Franklin Delano Roosevelt’s birthday cake

Want to express your admiration for a politician? Try baking a birthday cake.

When United States President Franklin Delano Roosevelt turned 56 years old on January 30, 1938, Eagle County was involved in the celebration.

Specifically, a Minturn woman, Ruth Jackson, spent a month making and decorating a magnificently tiered cake as a token of her respect for the president.

Jackson, 31, a divorcee with a four-year-old son, worked as a private housekeeper and lived in a boardinghouse just east of Minturn.  She likely was an admirer of the president and his “New Deal” programs intended to spur economic recovery during the Great Depression. Records indicate that her annual income in 1938 was $360. In 1935 her meager income was bolstered by a $10 monthly payment from Eagle County’s “Mother’s Compensation Fund,” a relief program created by the federal government.

The white fruit cake that she baked for Roosevelt’s birthday required 10 dozen eggs and 15 pounds of dried fruit and nuts. The various sized round cake layers collectively weighed over 40 pounds, and when stacked, frosted, and decorated stood about five feet tall.

Sensitive to the safety requirements involved in making a cake for a United States president, Jackson assembled the pastry masterpiece in a room at Minturn’s Eagle River Hotel, isolated from the general public. Every utensil used to bake the cake was sterilized before use. Only Mrs. Jackson touched the cake.

Ruth Jackson with others and the birthday cake

The cake top was topped with a sugar replica of the federal capitol building and flanked by Uncle Sam figures drawn with icing. A written greeting from “The People of the United States” was piped in gold icing on the top layer. The cake’s sides were decorated with frosting flowers representing each of the 48-states, true to color and form. Jackson had written to every governor in the continental U.S. requesting a color photo of their state flower — and every state responded.

Photographer Jim Buchholz was summoned from Eagle to snap photos of Jackson’s culinary masterpiece. The intent was that the photo could be used for postcards.

Ruth Jackson’s cake

The completed cake was packed into a special wooden crate. Together with the crate, the weight of the cake now approached 70 pounds. The towering cake was loaded onto an eastbound Denver & Rio Grande train, and shipped express to Washington, D.C., accompanied by an unnamed “guard” who stayed with the cake until it was delivered to FDR.
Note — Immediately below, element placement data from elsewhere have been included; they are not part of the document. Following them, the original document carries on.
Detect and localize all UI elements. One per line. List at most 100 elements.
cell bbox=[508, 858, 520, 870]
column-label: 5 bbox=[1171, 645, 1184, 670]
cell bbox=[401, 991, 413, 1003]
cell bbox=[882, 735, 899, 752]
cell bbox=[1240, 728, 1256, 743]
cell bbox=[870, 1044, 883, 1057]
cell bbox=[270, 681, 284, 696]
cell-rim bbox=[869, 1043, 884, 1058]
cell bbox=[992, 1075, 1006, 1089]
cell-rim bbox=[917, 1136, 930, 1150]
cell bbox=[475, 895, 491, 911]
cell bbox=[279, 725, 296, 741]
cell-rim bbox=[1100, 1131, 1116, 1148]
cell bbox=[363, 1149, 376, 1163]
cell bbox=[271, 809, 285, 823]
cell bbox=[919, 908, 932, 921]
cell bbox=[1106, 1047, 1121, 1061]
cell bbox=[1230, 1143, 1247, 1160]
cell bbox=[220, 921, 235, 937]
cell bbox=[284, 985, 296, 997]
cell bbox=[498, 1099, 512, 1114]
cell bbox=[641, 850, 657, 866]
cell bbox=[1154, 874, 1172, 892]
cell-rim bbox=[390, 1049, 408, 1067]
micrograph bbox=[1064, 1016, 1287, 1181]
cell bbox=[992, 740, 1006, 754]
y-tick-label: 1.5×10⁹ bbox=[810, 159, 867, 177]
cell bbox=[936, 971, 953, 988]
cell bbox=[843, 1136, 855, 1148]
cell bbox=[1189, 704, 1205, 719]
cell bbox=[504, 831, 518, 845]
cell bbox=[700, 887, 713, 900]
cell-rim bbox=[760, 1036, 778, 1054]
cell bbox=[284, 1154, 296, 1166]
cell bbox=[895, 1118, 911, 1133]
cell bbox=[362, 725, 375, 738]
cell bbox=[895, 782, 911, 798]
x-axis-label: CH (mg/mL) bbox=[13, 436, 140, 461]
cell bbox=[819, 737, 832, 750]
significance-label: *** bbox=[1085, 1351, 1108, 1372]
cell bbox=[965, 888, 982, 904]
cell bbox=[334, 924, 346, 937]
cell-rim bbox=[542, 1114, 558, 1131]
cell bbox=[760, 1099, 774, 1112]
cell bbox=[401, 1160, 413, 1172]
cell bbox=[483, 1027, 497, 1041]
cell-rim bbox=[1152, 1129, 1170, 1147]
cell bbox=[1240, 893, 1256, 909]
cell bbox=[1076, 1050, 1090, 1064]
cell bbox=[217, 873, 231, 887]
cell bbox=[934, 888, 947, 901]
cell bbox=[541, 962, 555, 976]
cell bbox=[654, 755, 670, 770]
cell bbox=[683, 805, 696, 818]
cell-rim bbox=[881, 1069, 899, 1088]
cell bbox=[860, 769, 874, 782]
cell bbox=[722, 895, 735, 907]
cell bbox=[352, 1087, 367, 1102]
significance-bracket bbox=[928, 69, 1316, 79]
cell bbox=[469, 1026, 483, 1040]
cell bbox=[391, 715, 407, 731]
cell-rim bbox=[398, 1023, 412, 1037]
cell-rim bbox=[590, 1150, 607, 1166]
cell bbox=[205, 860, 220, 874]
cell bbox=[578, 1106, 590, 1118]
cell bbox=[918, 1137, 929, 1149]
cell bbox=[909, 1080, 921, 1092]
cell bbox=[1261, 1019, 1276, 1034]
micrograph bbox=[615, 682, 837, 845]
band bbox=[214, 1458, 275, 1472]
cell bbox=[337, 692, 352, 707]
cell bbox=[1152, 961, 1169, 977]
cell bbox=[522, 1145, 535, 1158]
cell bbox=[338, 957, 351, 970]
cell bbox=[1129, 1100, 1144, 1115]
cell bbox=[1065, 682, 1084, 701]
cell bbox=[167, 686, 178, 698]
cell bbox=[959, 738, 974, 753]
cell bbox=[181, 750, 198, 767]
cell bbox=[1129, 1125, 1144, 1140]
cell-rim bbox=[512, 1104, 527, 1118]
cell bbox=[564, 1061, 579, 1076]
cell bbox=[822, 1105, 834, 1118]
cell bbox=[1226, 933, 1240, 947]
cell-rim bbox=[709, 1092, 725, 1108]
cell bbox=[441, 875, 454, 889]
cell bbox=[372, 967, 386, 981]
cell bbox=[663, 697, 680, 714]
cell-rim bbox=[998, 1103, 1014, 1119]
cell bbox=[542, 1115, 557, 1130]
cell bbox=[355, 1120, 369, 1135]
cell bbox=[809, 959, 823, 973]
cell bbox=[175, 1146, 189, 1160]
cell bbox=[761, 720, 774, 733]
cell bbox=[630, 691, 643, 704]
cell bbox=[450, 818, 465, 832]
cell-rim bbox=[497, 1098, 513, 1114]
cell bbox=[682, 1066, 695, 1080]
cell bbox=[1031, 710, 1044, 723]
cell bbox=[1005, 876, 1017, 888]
Whether the president actually ate the cake is unknown. But a week after his birthday, Roosevelt sent a gracious note to Jackson, writing: “Thank you very much indeed for the especially fine birthday cake. I more than appreciate your friendly thought in presenting it to me. Very sincerely yours, Franklin D. Roosevelt.”

Eleven months later, Ruth Jackson honored another politician with a culinary masterpiece. In December 1938, she baked a similar birthday cake for outgoing Colorado Governor Teller Ammons, who had recently been defeated in a bitter election by Republican Ralph Carr. Ammons, an advocate of New Deal-type programs, had been instrumental in securing funding for major road improvements for Highway 24 over Battle Mountain in Eagle County.

Teller Ammons’ birthday cake

For Ammons, who was the state’s first Colorado-born governor, Jackson created a five-tiered cake with a replica of the state capitol building on the top, and Colorado flowers etched in icing around the sides of the layers. With additional piped frosting, Jackson extended a friendly message:

 

“Wishing our son of Colorado a very happy birthday December 3, 1938.”

Then she offered a frosting poem:

“Events come and go the lives of all mortal men,

Be whatever their hearth, clan or kin.

But when a life has served a needed post,

Remember it more than talk or boast.

So this token here which surely is not of clay

Represents our affections for Governor Teller Ammons

On this his forty-second natal day.”

Again, the cake (which the local newspaper described, presumably inaccurately, as a “200 pound cake”) was shipped, most likely via train, to Denver. Ruth Jackson had her moment of glory when a photo of Gov. Teller Ammons, his wife Esther, and the towering cake was printed on the front page of the Rocky Mountain News.

In 1940, Ruth Jackson married William Bergquist, the man who owned the rooming house where she and her young son lived in Minturn. In 1942, the Bergquists moved from Minturn to Arizona, citing the need for a location change because of Ruth’s health. Beyond that point, the history of Eagle County’s resident cake-maker gets vague.

Still, this woman with an eighth-grade education, an appreciation of politicians, and a talent for baking made an impact in Eagle County, and had her moment of fame in both Colorado and the United States.

Perhaps it is time to go back to the tradition of expressing our feelings for politicians with cake, frosting, and kindness.

 

Written and researched by Kathy Heicher for the Eagle County Historical Society, January 23, 2021.